10 Ağustos 2014 tarihinde Türkiyeli Halk sandık başına giderek beş yıl kendisini yönetecek Cumhurbaşkanını vekili vasıtasıyla değil direk kendisi seçti. Her zaman yetki verdiği vekili tarafından seçiliyordu, bu görevi kendisi yaptı. Ama şimdi hak ettiği değeri görüyordu kendinde. Kendi Cumhurbaşkanını direk kimseye ihtiyaç duymadan, hür iradesiyle istediğini sandığa taşıyordu.
Ülkemizde ilk defa gerçekleşen bu hareket DEĞİŞİM için ‘’işaret fişeği’’ olmalıdır.
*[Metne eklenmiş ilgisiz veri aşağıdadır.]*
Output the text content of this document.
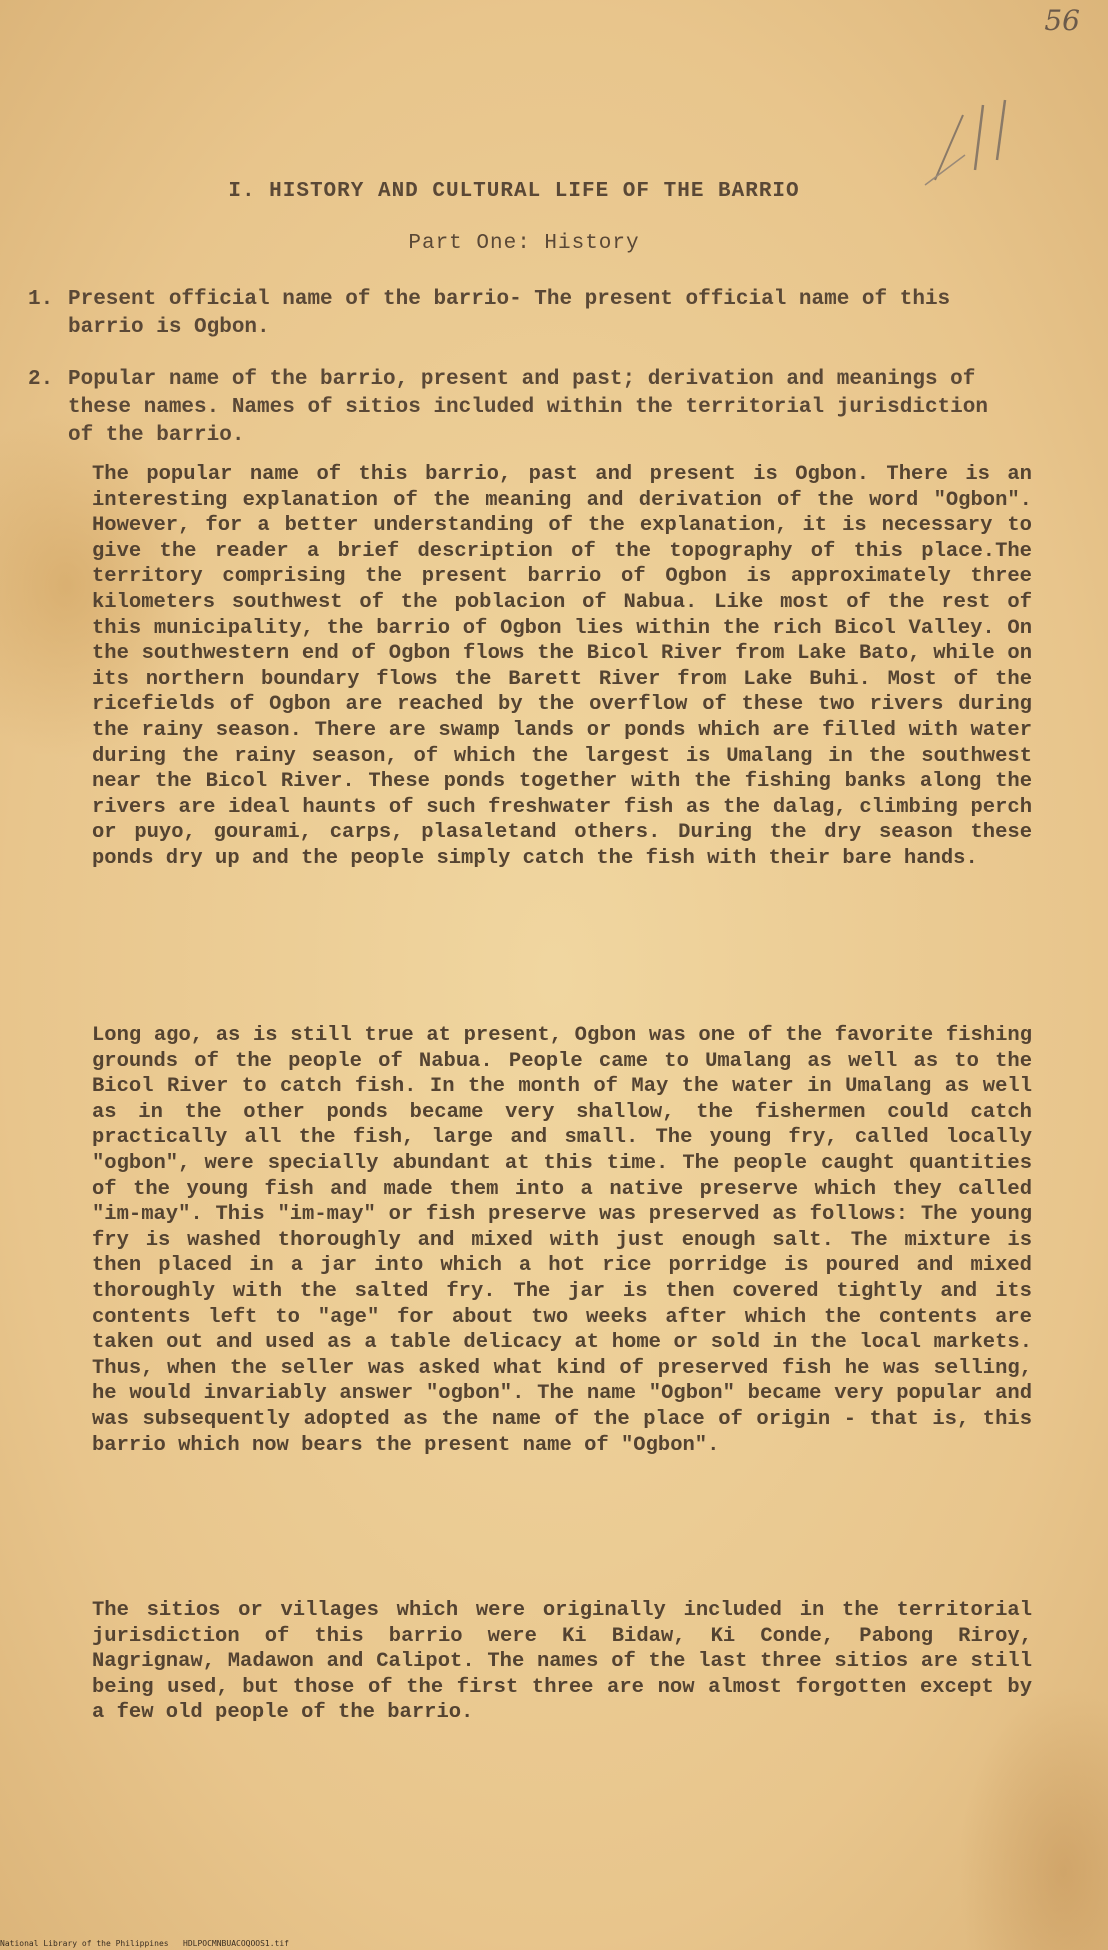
56
I. HISTORY AND CULTURAL LIFE OF THE BARRIO
Part One: History
1. Present official name of the barrio- The present official name of this barrio is Ogbon.
2. Popular name of the barrio, present and past; derivation and meanings of these names. Names of sitios included within the territorial jurisdiction of the barrio.
The popular name of this barrio, past and present is Ogbon. There is an interesting explanation of the meaning and derivation of the word "Ogbon". However, for a better understanding of the explanation, it is necessary to give the reader a brief description of the topography of this place.The territory comprising the present barrio of Ogbon is approximately three kilometers southwest of the poblacion of Nabua. Like most of the rest of this municipality, the barrio of Ogbon lies within the rich Bicol Valley. On the southwestern end of Ogbon flows the Bicol River from Lake Bato, while on its northern boundary flows the Barett River from Lake Buhi. Most of the ricefields of Ogbon are reached by the overflow of these two rivers during the rainy season. There are swamp lands or ponds which are filled with water during the rainy season, of which the largest is Umalang in the southwest near the Bicol River. These ponds together with the fishing banks along the rivers are ideal haunts of such freshwater fish as the dalag, climbing perch or puyo, gourami, carps, plasaletand others. During the dry season these ponds dry up and the people simply catch the fish with their bare hands.
Long ago, as is still true at present, Ogbon was one of the favorite fishing grounds of the people of Nabua. People came to Umalang as well as to the Bicol River to catch fish. In the month of May the water in Umalang as well as in the other ponds became very shallow, the fishermen could catch practically all the fish, large and small. The young fry, called locally "ogbon", were specially abundant at this time. The people caught quantities of the young fish and made them into a native preserve which they called "im-may". This "im-may" or fish preserve was preserved as follows: The young fry is washed thoroughly and mixed with just enough salt. The mixture is then placed in a jar into which a hot rice porridge is poured and mixed thoroughly with the salted fry. The jar is then covered tightly and its contents left to "age" for about two weeks after which the contents are taken out and used as a table delicacy at home or sold in the local markets. Thus, when the seller was asked what kind of preserved fish he was selling, he would invariably answer "ogbon". The name "Ogbon" became very popular and was subsequently adopted as the name of the place of origin - that is, this barrio which now bears the present name of "Ogbon".
The sitios or villages which were originally included in the territorial jurisdiction of this barrio were Ki Bidaw, Ki Conde, Pabong Riroy, Nagrignaw, Madawon and Calipot. The names of the last three sitios are still being used, but those of the first three are now almost forgotten except by a few old people of the barrio.
National Library of the Philippines   HDLPOCMNBUACOQOOS1.tif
Halkın doğrudan tercihini ve teveccühünü alan Türkiye’nin 12. Cumhurbaşkanı Recep Tayyip Erdoğan’a herkesimin destek olması gerekir.
Eğer evvelinde yaşanan tüm olumsuzlukları bugüne taşırsak geride bırakmazsak, geleceğimizde de sorunları yaşamaya devam ederiz. 10 Ağustos’ta gerçekleşen bu seçim sonrası herkesin yep yeni bembeyaz bir sayfa açması zaruridir.
Türkiye Demokrasisi için, ülkemizin geleceği için önemli bir nitelik taşıyan bu gelişmeyi şansa dönüştürmezsek gerçekten yazık olur. Cumhurbaşkanının kafası rahat olmalı önceliği uzlaşı ve reform olmalıdır. Arkasına bakan, icraatları doğrultusunda hareket eden bir Cumhurbaşkanının başarılı olması, rahat hareket etmesi zorlaşabilir.
Cumhurbaşkanlığının diğer önemli bir kısmı da Türkiye’deki siyasi partilerin durumunu yeniden dizayn edecek olması.
Beklendiği gibi Cumhurbaşkanlığı seçimini oyların %51,7 Recep Tayyip Erdoğan alarak kazandı. Fakat muhalefetin parti temsilcileri, tabii ki bu sonucu kabullenemediler. On dört parti bir araya gelerek çatı adayını belirlerken, kazanma üzerine hesaplar yapmışlardı ama evdeki hesap çarşıya uymadı. Aldıkları %38 lık oyları alması bütün hesapları alt üst etti. Dolayısıyla meydana gelen bu sonuç beklide bazı parti genel başkanlarını koltuğundan edecek. Ve dolayısıyla Türkiye’nin siyasi arenası yeni simalarla tanışacak.
Bu seçim bir başka noktaya da dikkatleri çekti. O da Kürt kesimin oylarına talip olan Selahattin Demirtaş’ın yaklaşık % 10 oy alması çok önemli idi. On dört partinin adayı %38 oy alırken, tek başına seçime giren Sayın Demirtaş beklentilerin üzerinde oy alıyordu. Bu şuna bağlıyorum, Genel Başkan Selahattin Demirtaş ve mensubu olduğu parti teşkilatı siyasi meydanlara biraz daha yaklaşıyordu. Çözüm sürecindeki gelişmeler akabinde Selahattin Demirtaş’ında 10. Ağustostaki Cumhurbaşkanılığı seçim sürecinde meydanlardaki sevgi dilini kullanması ve sempatik tavırları seçmen tarafından kabul görüldüğünün göstergesiydi.
Cumhurbaşkanı seçilen Sayın Recep Tayyip Erdoğan yetkileri kabil görmesi yeni tartışma getireceğe benziyor. Sahip olduğu yetkileri her defasında kullanacağını dile getiren Başbakan Erdoğan, Çankaya’ya farklı bir rüzgar estireceğini şimdiden belirtmiş oldu.
12. Cumhurbaşkanı seçilen Recep Tayyip Erdoğan’a başarılar diler meydana gelen demokratik seçimin Türkiyeli Halklara hayırlı olmasını cani gönülden temenni ediyorum.